Комментаторы не дают
В таком плане ведет рассказ о времени и причинах создания этого стихотворения Н. В. Измайлов. Цель стихотворения, считает он, призыв к Николаю 1, со ссылкой на пример Петра I, “быть великодушным к побежденным врагам – декабристам”. Соответственно определяется и время его написания – “в конце 1835 г., когда в связи с десятилетием восшествия Николая на престол (иными словами – с десятилетием восстания 14 декабря) можно было, казалось, ожидать амнистии декабристам”.
Предположение это не было проверено ни автором гипотезы, ни последующими исследователями. В то же время
Предположение это более чем странное – с какой это стати царь будет отмечать десятилетие приговора над мятежниками? Какие основания приписывать Пушкину подобные убеждения?
В действительности все было иначе, факты опровергают догадки и домыслы. Ожидавшаяся амнистия была проявлена, о чем и было объявлено в указе, датированном 14 декабря 1835 года. Об этом указе знали и декабристы-каторжане, и их родные и близкие, знало общество, знал Пушкин – указ был опубликован в газетах. Естественно, что Пушкин, как все русские люди, ждал этого указа и прочел его с необыкновенным волнением.
Складывалась беспримерная для России политическая ситуация – в день десятилетия своего царствования Николай I как бы держал своеобразный экзамен перед Россией, перед русским обществом.

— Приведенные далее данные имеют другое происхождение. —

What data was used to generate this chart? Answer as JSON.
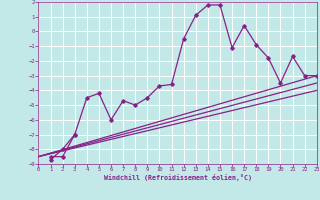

Экзамен на мудрость самодержца, на человечность, на способность понимать требования общества (а к 1835 году довольно открыто обсуждалась практическая и политическая необходимость амнистии декабристов), на милосердие монарха, ознаменовавшего свое восшествие на царство дикой расправой с лучшими сынами отечества.
Выдержал ли этот экзамен Николай I? Как отнесся к этому указу Пушкин? Как он оценил проявленную в указе милость к декабристам? Как соотносится с этим указом Николая I стихотворение “Пир Петра Первого”?
Все эти и многие другие вопросы, связанные с пониманием смысла стихотворения, цели и времени написания и позднейшей публикации встают перед нами именно теперь.
Прежнее истолкование “Пира” решительно подрывается содержанием указа от 14 декабря 1835 года, В самом деле, если Пушкин верил Николаю I, то почему, спрашивается, написав призыв о милости, он не напечатал его? Ведь написание стихотворения датируют сентябрем – декабрем 1835 года. Призывал, а призыва не напечатал – зачем же навязывать Пушкину подобную нелепую позицию?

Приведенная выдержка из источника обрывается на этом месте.